As part of the School of Social Sciences Seminar Series, the Department of Sociology and SWOP are hosting a collaborative conversation on Doing Research Otherwise.
23 October 2025, 1pm – 3pm, Seminar Room 251, 2nd Floor, Robert Sobukwe Building
RSVP: gladys.zwane@wits.ac.za
Online link: tinyurl.com/SoSSseminar
Conversation outline
Fees Must Fall brought forward ways of framing change in the university centred around questions of decommodification and decolonisation. This was tied to a critique of practices of knowledge production. In reflecting on ten years since the 2015-2016 student and worker movement, in a collaborative conversation hosted by the Department of Sociology and SWOP, we ask the question; what does it mean to do research otherwise?

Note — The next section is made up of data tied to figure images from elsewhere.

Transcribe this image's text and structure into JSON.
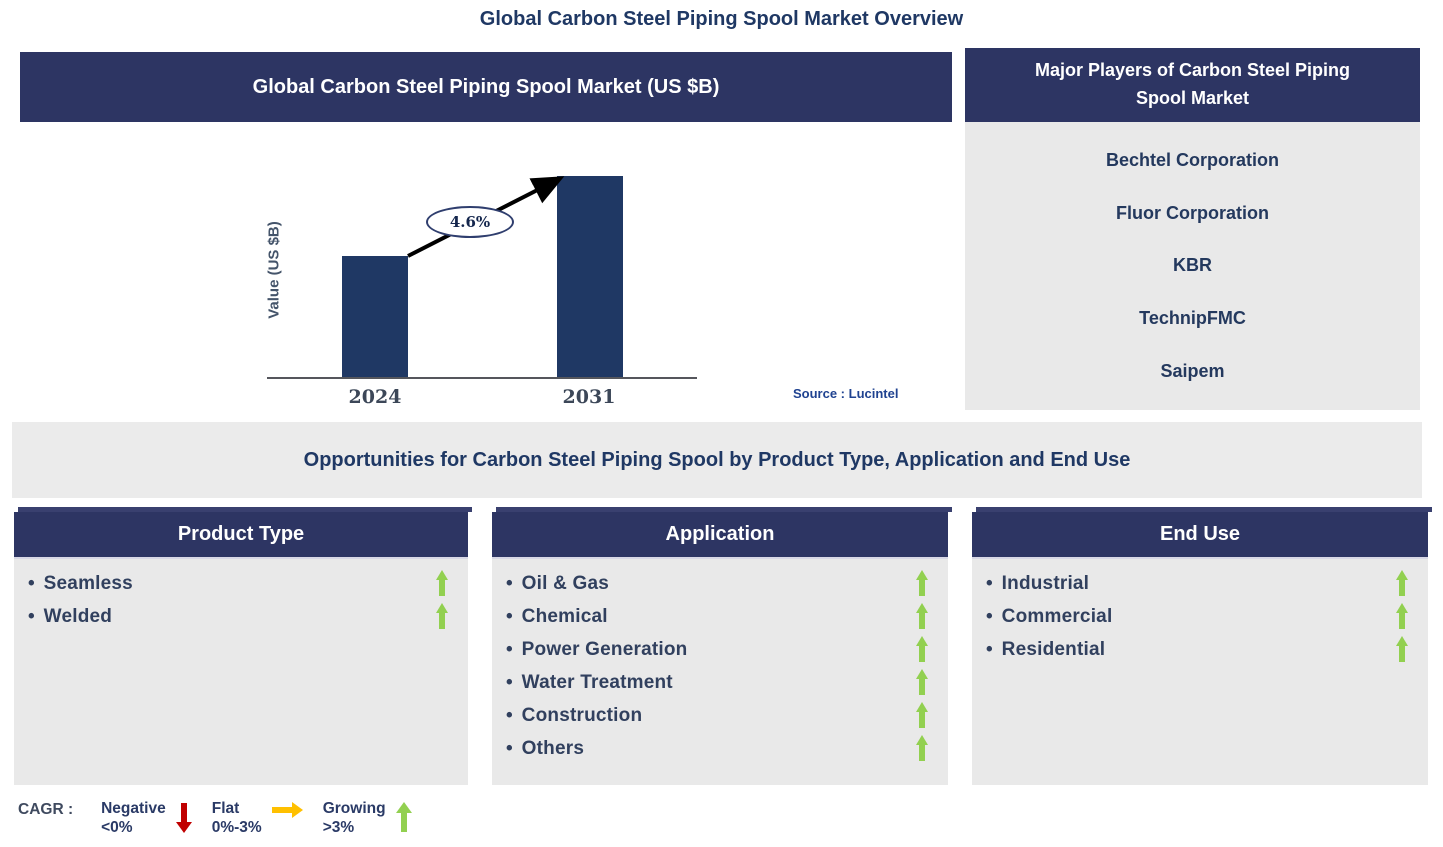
{
  "page_title": "Global Carbon Steel Piping Spool Market Overview",
  "chart_panel": {
    "header": "Global Carbon Steel Piping Spool Market (US $B)",
    "source": "Source : Lucintel"
  },
  "chart_data": {
    "type": "bar",
    "title": "Global Carbon Steel Piping Spool Market (US $B)",
    "xlabel": "",
    "ylabel": "Value (US $B)",
    "categories": [
      "2024",
      "2031"
    ],
    "values_relative": [
      0.6,
      1.0
    ],
    "value_axis_ticks_shown": false,
    "grid": false,
    "legend_position": "none",
    "cagr_annotation": "4.6%",
    "bar_color": "#1F3864",
    "annotation_arrow": "black arrow from top of 2024 bar to top of 2031 bar"
  },
  "players_panel": {
    "title": "Major Players of Carbon Steel Piping Spool Market",
    "players": [
      "Bechtel Corporation",
      "Fluor Corporation",
      "KBR",
      "TechnipFMC",
      "Saipem"
    ]
  },
  "opportunities_banner": "Opportunities for Carbon Steel Piping Spool by Product Type, Application and End Use",
  "opportunity_panels": [
    {
      "title": "Product Type",
      "items": [
        "Seamless",
        "Welded"
      ]
    },
    {
      "title": "Application",
      "items": [
        "Oil & Gas",
        "Chemical",
        "Power Generation",
        "Water Treatment",
        "Construction",
        "Others"
      ]
    },
    {
      "title": "End Use",
      "items": [
        "Industrial",
        "Commercial",
        "Residential"
      ]
    }
  ],
  "legend": {
    "label": "CAGR :",
    "entries": [
      {
        "name": "Negative",
        "range": "<0%",
        "direction": "down",
        "color": "#C00000"
      },
      {
        "name": "Flat",
        "range": "0%-3%",
        "direction": "right",
        "color": "#FFC000"
      },
      {
        "name": "Growing",
        "range": ">3%",
        "direction": "up",
        "color": "#92D050"
      }
    ]
  },
  "glyphs": {
    "bullet": "•"
  },
  "colors": {
    "header_navy": "#2D3563",
    "panel_gray": "#E9E9E9",
    "banner_gray": "#EBEBEB",
    "bar_navy": "#1F3864",
    "title_navy": "#1F3864",
    "growing_green": "#92D050",
    "flat_yellow": "#FFC000",
    "negative_red": "#C00000"
  }
}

To research otherwise is to embrace otherness and difference, to cultivate forms of being-with that respond to community, and to imagine futures that exceed disciplinary bounds. It is to frame questions from the margins, to resist the coloniality of research, and to take seriously the demands of solidarity, alterity, and collective becoming. We do not approach this discussion as a case study of past events, but as a reflection on how struggles against the neoliberal and colonial university have always been entangled in wider local and global processes of change.
By the 2000s, debates at Wits had already turned to the neoliberal restructuring of the university and questions of transformation. Within this context, sociological research foregrounded the Black worker as an agent of change. With Fees Must Fall, a new language of community was forged—one that recognised workers not only as employees but also through familial relations. This register opened a vision of community that stretched beyond contractual ties and institutional boundaries, offering glimpses of what it might mean to research, imagine, and become otherwise.